Detecting time inefficiencies in service-oriented systems using distributed tracing

University essay from Umeå universitet/Institutionen för datavetenskap

Author: Josefin Ekenstedt; [2023]

Keywords: ;

Abstract: Stragglers, which are tasks that operate significantly slower than other tasks in a system, are a big issue in distributed systems. A system can contain relatively few tasks that qualify as stragglers but that have a great impact on the overall system performance. For example, a study of a large data center showed that as few as 3.48 % of the tasks constituting various jobs were stragglers, and that these had a negative performance impact on almost 50 % of all total jobs. The purpose of this study is to utilize distributed tracing to detect stragglers in a service-oriented, distributed system. Distributed tracing is a tool that tracks requests across system boundaries and offers observability into which services a request has interacted with, and in which order. It also measures the duration of each service interaction which could act as a measurement for defining stragglers. Distributed tracing was utilized in this project to track a request in a case-study system constituting four nodes, to find services with straggling behavior. Specifically developed for this project was a program measuring the usage of CPU, memory, disk bandwidth and network bandwidth by a process. This program was used for services with which a request did interact, as well as for other services co-allocated on the same node.

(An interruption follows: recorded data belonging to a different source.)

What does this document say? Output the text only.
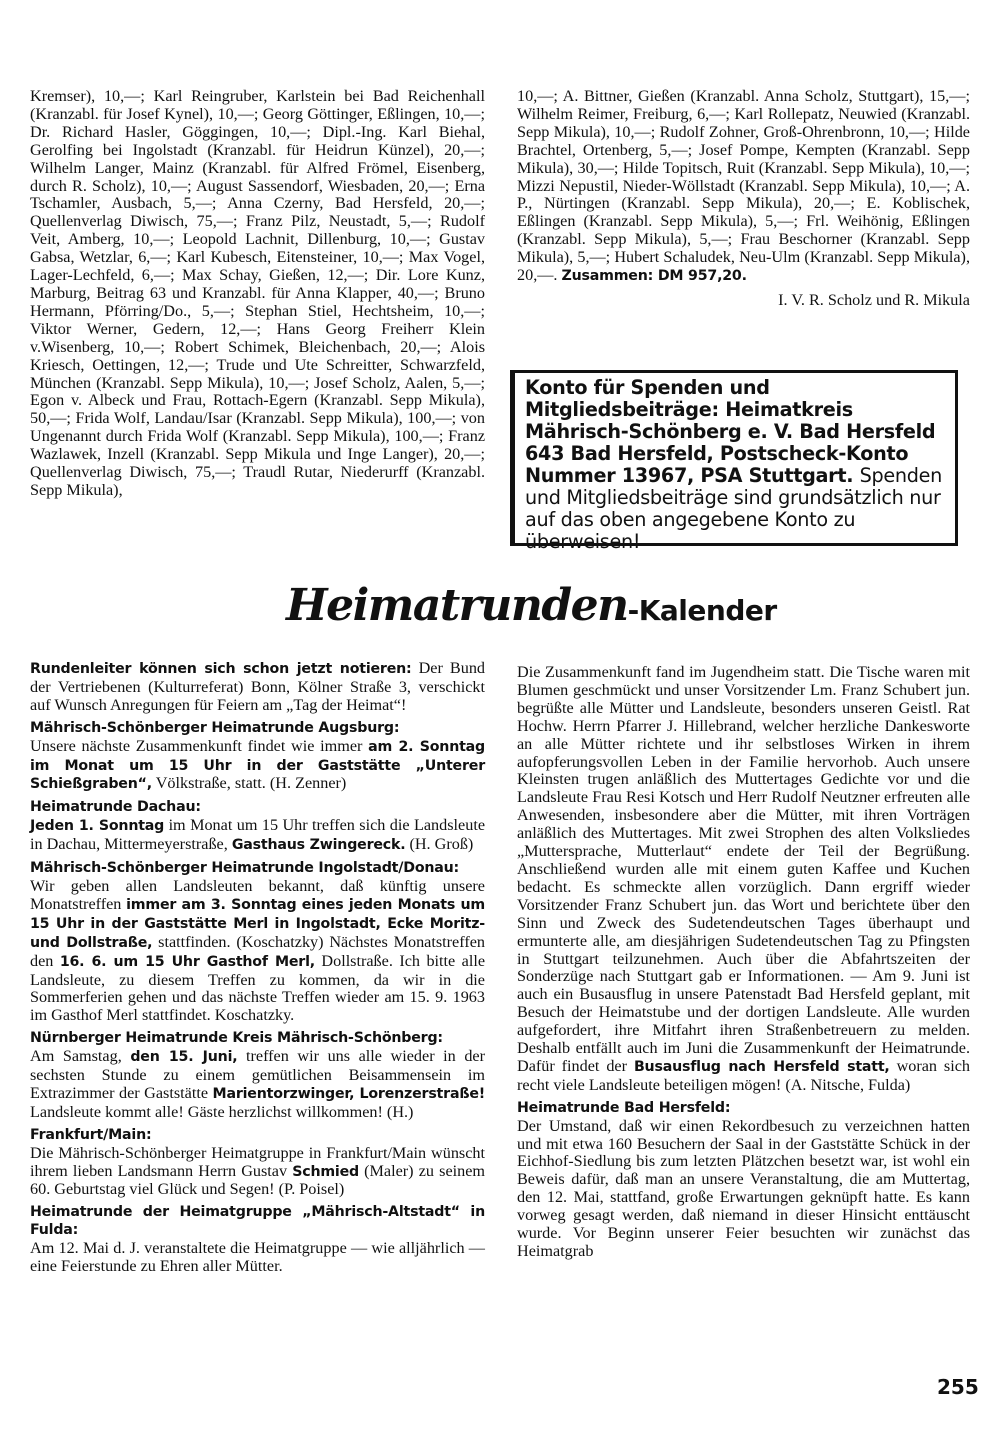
Kremser), 10,—; Karl Reingruber, Karlstein bei Bad Reichenhall (Kranzabl. für Josef Kynel), 10,—; Georg Göttinger, Eßlingen, 10,—; Dr. Richard Hasler, Göggingen, 10,—; Dipl.-Ing. Karl Biehal, Gerolfing bei Ingolstadt (Kranzabl. für Heidrun Künzel), 20,—; Wilhelm Langer, Mainz (Kranzabl. für Alfred Frömel, Eisenberg, durch R. Scholz), 10,—; August Sassendorf, Wiesbaden, 20,—; Erna Tschamler, Ausbach, 5,—; Anna Czerny, Bad Hersfeld, 20,—; Quellenverlag Diwisch, 75,—; Franz Pilz, Neustadt, 5,—; Rudolf Veit, Amberg, 10,—; Leopold Lachnit, Dillenburg, 10,—; Gustav Gabsa, Wetzlar, 6,—; Karl Kubesch, Eitensteiner, 10,—; Max Vogel, Lager-Lechfeld, 6,—; Max Schay, Gießen, 12,—; Dir. Lore Kunz, Marburg, Beitrag 63 und Kranzabl. für Anna Klapper, 40,—; Bruno Hermann, Pförring/Do., 5,—; Stephan Stiel, Hechtsheim, 10,—; Viktor Werner, Gedern, 12,—; Hans Georg Freiherr Klein v.Wisenberg, 10,—; Robert Schimek, Bleichenbach, 20,—; Alois Kriesch, Oettingen, 12,—; Trude und Ute Schreitter, Schwarzfeld, München (Kranzabl. Sepp Mikula), 10,—; Josef Scholz, Aalen, 5,—; Egon v. Albeck und Frau, Rottach-Egern (Kranzabl. Sepp Mikula), 50,—; Frida Wolf, Landau/Isar (Kranzabl. Sepp Mikula), 100,—; von Ungenannt durch Frida Wolf (Kranzabl. Sepp Mikula), 100,—; Franz Wazlawek, Inzell (Kranzabl. Sepp Mikula und Inge Langer), 20,—; Quellenverlag Diwisch, 75,—; Traudl Rutar, Niederurff (Kranzabl. Sepp Mikula),

10,—; A. Bittner, Gießen (Kranzabl. Anna Scholz, Stuttgart), 15,—; Wilhelm Reimer, Freiburg, 6,—; Karl Rollepatz, Neuwied (Kranzabl. Sepp Mikula), 10,—; Rudolf Zohner, Groß-Ohrenbronn, 10,—; Hilde Brachtel, Ortenberg, 5,—; Josef Pompe, Kempten (Kranzabl. Sepp Mikula), 30,—; Hilde Topitsch, Ruit (Kranzabl. Sepp Mikula), 10,—; Mizzi Nepustil, Nieder-Wöllstadt (Kranzabl. Sepp Mikula), 10,—; A. P., Nürtingen (Kranzabl. Sepp Mikula), 20,—; E. Koblischek, Eßlingen (Kranzabl. Sepp Mikula), 5,—; Frl. Weihönig, Eßlingen (Kranzabl. Sepp Mikula), 5,—; Frau Beschorner (Kranzabl. Sepp Mikula), 5,—; Hubert Schaludek, Neu-Ulm (Kranzabl. Sepp Mikula), 20,—. Zusammen: DM 957,20.

I. V. R. Scholz und R. Mikula

Konto für Spenden und Mitgliedsbeiträge: Heimatkreis Mährisch-Schönberg e. V. Bad Hersfeld 643 Bad Hersfeld, Postscheck-Konto Nummer 13967, PSA Stuttgart. Spenden und Mitgliedsbeiträge sind grundsätzlich nur auf das oben angegebene Konto zu überweisen!
Heimatrunden-Kalender

Rundenleiter können sich schon jetzt notieren: Der Bund der Vertriebenen (Kulturreferat) Bonn, Kölner Straße 3, verschickt auf Wunsch Anregungen für Feiern am „Tag der Heimat“!

Mährisch-Schönberger Heimatrunde Augsburg:

Unsere nächste Zusammenkunft findet wie immer am 2. Sonntag im Monat um 15 Uhr in der Gaststätte „Unterer Schießgraben“, Völkstraße, statt. (H. Zenner)

Heimatrunde Dachau:

Jeden 1. Sonntag im Monat um 15 Uhr treffen sich die Landsleute in Dachau, Mittermeyerstraße, Gasthaus Zwingereck. (H. Groß)

Mährisch-Schönberger Heimatrunde Ingolstadt/Donau:

Wir geben allen Landsleuten bekannt, daß künftig unsere Monatstreffen immer am 3. Sonntag eines jeden Monats um 15 Uhr in der Gaststätte Merl in Ingolstadt, Ecke Moritz- und Dollstraße, stattfinden. (Koschatzky) Nächstes Monatstreffen den 16. 6. um 15 Uhr Gasthof Merl, Dollstraße. Ich bitte alle Landsleute, zu diesem Treffen zu kommen, da wir in die Sommerferien gehen und das nächste Treffen wieder am 15. 9. 1963 im Gasthof Merl stattfindet. Koschatzky.

Nürnberger Heimatrunde Kreis Mährisch-Schönberg:

Am Samstag, den 15. Juni, treffen wir uns alle wieder in der sechsten Stunde zu einem gemütlichen Beisammensein im Extrazimmer der Gaststätte Marientorzwinger, Lorenzerstraße! Landsleute kommt alle! Gäste herzlichst willkommen! (H.)

Frankfurt/Main:

Die Mährisch-Schönberger Heimatgruppe in Frankfurt/Main wünscht ihrem lieben Landsmann Herrn Gustav Schmied (Maler) zu seinem 60. Geburtstag viel Glück und Segen! (P. Poisel)

Heimatrunde der Heimatgruppe „Mährisch-Altstadt“ in Fulda:

Am 12. Mai d. J. veranstaltete die Heimatgruppe — wie alljährlich — eine Feierstunde zu Ehren aller Mütter.

Die Zusammenkunft fand im Jugendheim statt. Die Tische waren mit Blumen geschmückt und unser Vorsitzender Lm. Franz Schubert jun. begrüßte alle Mütter und Landsleute, besonders unseren Geistl. Rat Hochw. Herrn Pfarrer J. Hillebrand, welcher herzliche Dankesworte an alle Mütter richtete und ihr selbstloses Wirken in ihrem aufopferungsvollen Leben in der Familie hervorhob. Auch unsere Kleinsten trugen anläßlich des Muttertages Gedichte vor und die Landsleute Frau Resi Kotsch und Herr Rudolf Neutzner erfreuten alle Anwesenden, insbesondere aber die Mütter, mit ihren Vorträgen anläßlich des Muttertages. Mit zwei Strophen des alten Volksliedes „Muttersprache, Mutterlaut“ endete der Teil der Begrüßung. Anschließend wurden alle mit einem guten Kaffee und Kuchen bedacht. Es schmeckte allen vorzüglich. Dann ergriff wieder Vorsitzender Franz Schubert jun. das Wort und berichtete über den Sinn und Zweck des Sudetendeutschen Tages überhaupt und ermunterte alle, am diesjährigen Sudetendeutschen Tag zu Pfingsten in Stuttgart teilzunehmen. Auch über die Abfahrtszeiten der Sonderzüge nach Stuttgart gab er Informationen. — Am 9. Juni ist auch ein Busausflug in unsere Patenstadt Bad Hersfeld geplant, mit Besuch der Heimatstube und der dortigen Landsleute. Alle wurden aufgefordert, ihre Mitfahrt ihren Straßenbetreuern zu melden. Deshalb entfällt auch im Juni die Zusammenkunft der Heimatrunde. Dafür findet der Busausflug nach Hersfeld statt, woran sich recht viele Landsleute beteiligen mögen! (A. Nitsche, Fulda)

Heimatrunde Bad Hersfeld:

Der Umstand, daß wir einen Rekordbesuch zu verzeichnen hatten und mit etwa 160 Besuchern der Saal in der Gaststätte Schück in der Eichhof-Siedlung bis zum letzten Plätzchen besetzt war, ist wohl ein Beweis dafür, daß man an unsere Veranstaltung, die am Muttertag, den 12. Mai, stattfand, große Erwartungen geknüpft hatte. Es kann vorweg gesagt werden, daß niemand in dieser Hinsicht enttäuscht wurde. Vor Beginn unserer Feier besuchten wir zunächst das Heimatgrab

255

The metrics obtained were used as a basis when evaluating the reason for experienced straggling behavior. It was concluded that consuming certain resources together, for example CPU and memory, entailed straggling behavior. It was also shown that making conscious choices regarding how to co-allocate processes with respect to these results could improve a request round-trip time by up to 60 %. However, although time was insufficient to test this theory, it is believed that these results are highly system and application dependent and that the stragglers experienced in this project might not emerge in other systems. Therefore, it is believed that these experiments must be performed on each system of interest to get accurate results for that particular system. Nevertheless, these results demonstrate how severe the performance impact could possibly be due to stragglers caused by resource contention.